The first involves Moscow’s decision to send Yuliya Samoilova to represent Russia at the Eurovision song competition in Kyiv. He says that there were two reasons for this: first, her being in a wheelchair; and second, Crimea.
Consequently, even if the Ukrainian government does agree to admit her, some Ukrainians will be outraged; and their expression of outrage will be something that Moscow not only will exploit but is counting on provoking in order to exploit, Yakovenko says, exactly the kind of calculation a criminal would make.
The second case revolves around the new law proposal by State Duma deputies Poklonskaya and Zatulin to offer Russian citizenship to anyone who lived or whose ancestors lived in the USSR or the Russian Empire, even if they do not give up their other citizenship and even if there is no bilateral agreement on dual citizenship.

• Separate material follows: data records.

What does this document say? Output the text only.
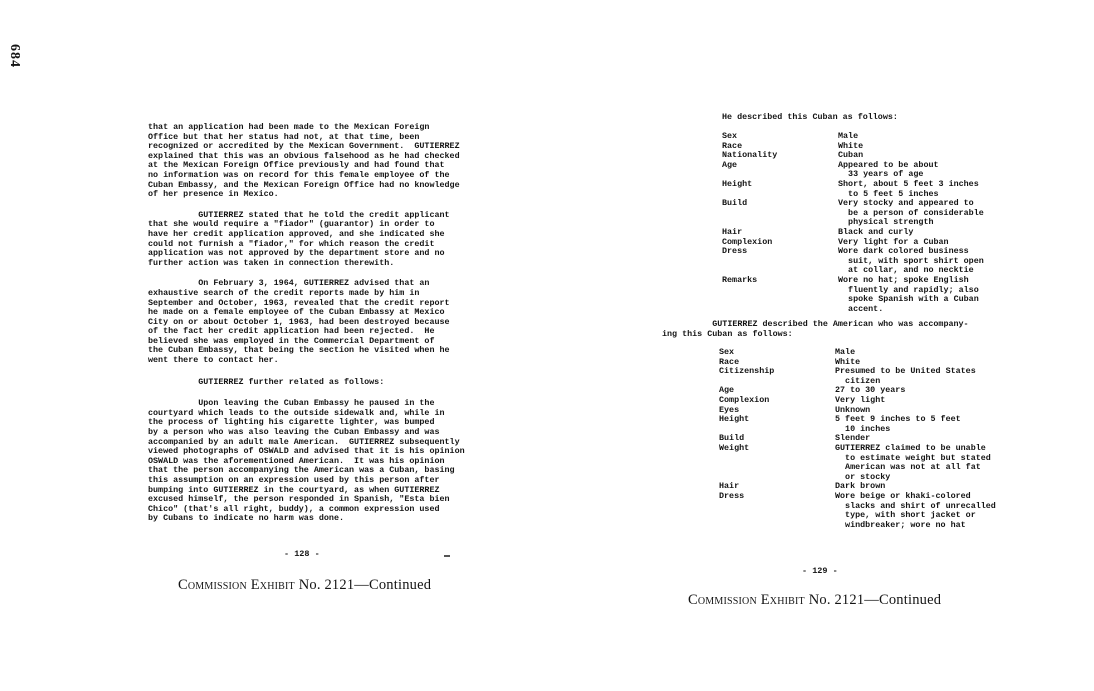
684

that an application had been made to the Mexican Foreign
Office but that her status had not, at that time, been
recognized or accredited by the Mexican Government.  GUTIERREZ
explained that this was an obvious falsehood as he had checked
at the Mexican Foreign Office previously and had found that
no information was on record for this female employee of the
Cuban Embassy, and the Mexican Foreign Office had no knowledge
of her presence in Mexico.

GUTIERREZ stated that he told the credit applicant
that she would require a "fiador" (guarantor) in order to
have her credit application approved, and she indicated she
could not furnish a "fiador," for which reason the credit
application was not approved by the department store and no
further action was taken in connection therewith.

On February 3, 1964, GUTIERREZ advised that an
exhaustive search of the credit reports made by him in
September and October, 1963, revealed that the credit report
he made on a female employee of the Cuban Embassy at Mexico
City on or about October 1, 1963, had been destroyed because
of the fact her credit application had been rejected.  He
believed she was employed in the Commercial Department of
the Cuban Embassy, that being the section he visited when he
went there to contact her.

GUTIERREZ further related as follows:

Upon leaving the Cuban Embassy he paused in the
courtyard which leads to the outside sidewalk and, while in
the process of lighting his cigarette lighter, was bumped
by a person who was also leaving the Cuban Embassy and was
accompanied by an adult male American.  GUTIERREZ subsequently
viewed photographs of OSWALD and advised that it is his opinion
OSWALD was the aforementioned American.  It was his opinion
that the person accompanying the American was a Cuban, basing
this assumption on an expression used by this person after
bumping into GUTIERREZ in the courtyard, as when GUTIERREZ
excused himself, the person responded in Spanish, "Esta bien
Chico" (that's all right, buddy), a common expression used
by Cubans to indicate no harm was done.

- 128 -
Commission Exhibit No. 2121—Continued
He described this Cuban as follows:
Sex	Male

Race	White

Nationality	Cuban

Age	Appeared to be about
33 years of age

Height	Short, about 5 feet 3 inches
to 5 feet 5 inches

Build	Very stocky and appeared to
be a person of considerable
physical strength

Hair	Black and curly

Complexion	Very light for a Cuban

Dress	Wore dark colored business
suit, with sport shirt open
at collar, and no necktie

Remarks	Wore no hat; spoke English
fluently and rapidly; also
spoke Spanish with a Cuban
accent.
GUTIERREZ described the American who was accompany-
ing this Cuban as follows:
Sex	Male

Race	White

Citizenship	Presumed to be United States
citizen

Age	27 to 30 years

Complexion	Very light

Eyes	Unknown

Height	5 feet 9 inches to 5 feet
10 inches

Build	Slender

Weight	GUTIERREZ claimed to be unable
to estimate weight but stated
American was not at all fat
or stocky

Hair	Dark brown

Dress	Wore beige or khaki-colored
slacks and shirt of unrecalled
type, with short jacket or
windbreaker; wore no hat
- 129 -
Commission Exhibit No. 2121—Continued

“There will be several consequences of this provocation,” Yakovenko says. Georgia experienced nine years ago the first of these when Moscow distributed Russian passports in Abkhazia and South Ossetia so that any “mistreatment” of people there was not simply against ethnic Russians but against citizens of Russia.
“Another completely obvious consequence of this ‘jus soli’ provocation will be to add to the number of the loyal electorate in Russia itself.” People who get passports this will be “much more devoted” to the regime than even the Uralvagonzavod workers or the Kadyrovites in Chechnya” – not to mention the possibility of falsification of election results among such people.
Yakovenko concludes that “a normal and civilized individual does not have a good answer to these criminal challenges.” But he points out that there is one that will work: responding forcefully and in kind: “Neither the history of Russian jails nor the history of humanity give any other variants” likely to work.